185.000 Menschen fordern sichere Fluchtwege aus Afghanistan

Bundesweit fordern Menschen eine Luftbrücke für Menschen aus Afghanistan. Die Petition der Seenotrettungsorganisation Sea-Eye für sichere Fluchtwege ist innerhalb von 48 Stunden von über 185.000 Personen unterzeichnet worden.

Die Seenotrettungsorganisation Sea-Eye sieht das Bundeskabinett in der Pflicht, sichere Fluchtwege aus Afghanistan zu beschließen. Die Lage in Afghanistan ist außer Kontrolle und die Zivilbevölkerung ist den Taliban schutzlos ausgeliefert. Sea-Eye hat daher am Sonntag eine Petition zur Einrichtung sicherer Fluchtwege aus Afghanistan gestartet. Über 185.000 Menschen haben sich der Forderung innerhalb von 48 Stunden angeschlossen.

Das Bundeskabinett möchte am Mittwoch ein Bundeswehrmandat für die Evakuierung von Ortskräften, Botschaftspersonal und besonders gefährdeten Personen beschließen. Außerdem soll beraten werden, wie die Nachbarländer bei der Aufnahme von Geflüchteten unterstützt werden können. Die Einrichtung eines „humanitären Korridors“, wie ihn der EU-Wirtschaftskommissar Paolo Gentiloni heute forderte, steht nicht auf der Tagesordnung.

„Die Fluchtwege in die Nachbarländer Afghanistans dürfen nicht in einer humanitären Sackgasse enden. Die Forderungen nach europäischer Abstimmung und der Hilfe vor Ort dienten in der Vergangenheit immer nur als Rechtfertigung der eigenen Untätigkeit. Daher fordern wir die Bundesregierung und die EU-Mitgliedsstaaten dazu auf, allen Menschen, die Afghanistan verlassen müssen, eine echte Perspektive zu geben und sichere Fluchtwege zu schaffen, um schutzsuchende Menschen aufzunehmen. Wir fordern Frau Dr. Angela Merkel und Herrn Heiko Maas im Besonderen dazu auf, sich bei Deutschlands Partnern für eine schnelle, humanitäre Lösung einzusetzen und mit gutem Beispiel voran zu gehen“, sagt Gorden Isler, Vorsitzender von Sea-Eye e.V.

Eine menschliche Tragödie, für die wir Mitverantwortung tragen“

Nach Angaben von Sea-Eye hat das Nachbarland Usbekistan bereits angekündigt, Fluchtbewegungen aus Afghanistan verhindern zu wollen. Die Türkei hat damit begonnen, eine Mauer an der Grenze zum Iran zu errichten. Griechenland hat ebenfalls angekündigt, flüchtende Menschen an seiner Grenze abzuwehren. Bangladesch will auch keine flüchtenden Menschen aus Afghanistan aufnehmen.

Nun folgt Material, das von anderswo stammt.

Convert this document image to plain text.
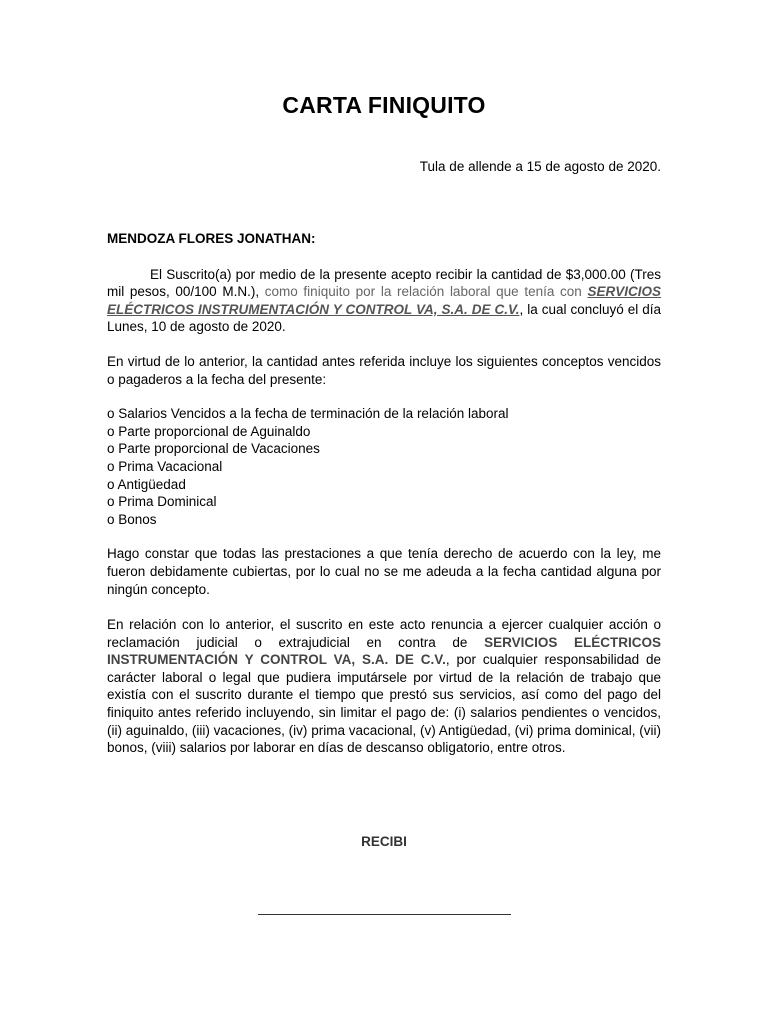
CARTA FINIQUITO
Tula de allende a 15 de agosto de 2020.
MENDOZA FLORES JONATHAN:

El Suscrito(a) por medio de la presente acepto recibir la cantidad de $3,000.00 (Tres mil pesos, 00/100 M.N.), como finiquito por la relación laboral que tenía con SERVICIOS ELÉCTRICOS INSTRUMENTACIÓN Y CONTROL VA, S.A. DE C.V., la cual concluyó el día Lunes, 10 de agosto de 2020.

En virtud de lo anterior, la cantidad antes referida incluye los siguientes conceptos vencidos o pagaderos a la fecha del presente:

o Salarios Vencidos a la fecha de terminación de la relación laboral
o Parte proporcional de Aguinaldo
o Parte proporcional de Vacaciones
o Prima Vacacional
o Antigüedad
o Prima Dominical
o Bonos

Hago constar que todas las prestaciones a que tenía derecho de acuerdo con la ley, me fueron debidamente cubiertas, por lo cual no se me adeuda a la fecha cantidad alguna por ningún concepto.

En relación con lo anterior, el suscrito en este acto renuncia a ejercer cualquier acción o reclamación judicial o extrajudicial en contra de SERVICIOS ELÉCTRICOS INSTRUMENTACIÓN Y CONTROL VA, S.A. DE C.V., por cualquier responsabilidad de carácter laboral o legal que pudiera imputársele por virtud de la relación de trabajo que existía con el suscrito durante el tiempo que prestó sus servicios, así como del pago del finiquito antes referido incluyendo, sin limitar el pago de: (i) salarios pendientes o vencidos, (ii) aguinaldo, (iii) vacaciones, (iv) prima vacacional, (v) Antigüedad, (vi) prima dominical, (vii) bonos, (viii) salarios por laborar en días de descanso obligatorio, entre otros.

RECIBI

Es gibt allerdings auch viele Stimmen, die sich für eine bedingungslose Aufnahme von afghanischen Flüchtenden aussprechen. So appellierte die pakistanische Friedensnobelpreisträgerin Malala Yousafzai an Regierungen weltweit, jedes Land hätte eine Verantwortung: „Die Länder müssen ihre Grenzen für afghanische Flüchtlinge öffnen, für die vertriebenen Menschen.“

Das UN-Flüchtlingshilfswerk (UNHCR) fordert alle Länder auf, flüchtende Afghan:innen aufzunehmen und keine Abschiebungen mehr durchzuführen: „Staaten haben die rechtliche und moralische Verantwortung, den aus Afghanistan Fliehenden Schutz zu gewähren und Flüchtende nicht zwangsweise zurückzuschicken.“

Auch Bundespräsident Frank-Walter Steinmeier betont die Verantwortung, die Deutschland nun zu tragen hat: „Wir erleben in diesen Tagen eine menschliche Tragödie, für die wir Mitverantwortung tragen.“

Die kanadische Regierung sagte bereits am Samstag zu, bis zu 20.000 Schutzsuchende aus Afghanistan aufzunehmen. „Der Bundeswehreinsatz in Afghanistan wurde 20 Jahre lang damit begründet, dass es wichtig für Deutschland ist, Verantwortung für die Menschen Afghanistans zu übernehmen. Nun muss diese Verantwortung wahrgenommen und humanitäre Korridore für alle schutzsuchenden Menschen eingerichtet werden“, sagt Isler weiter.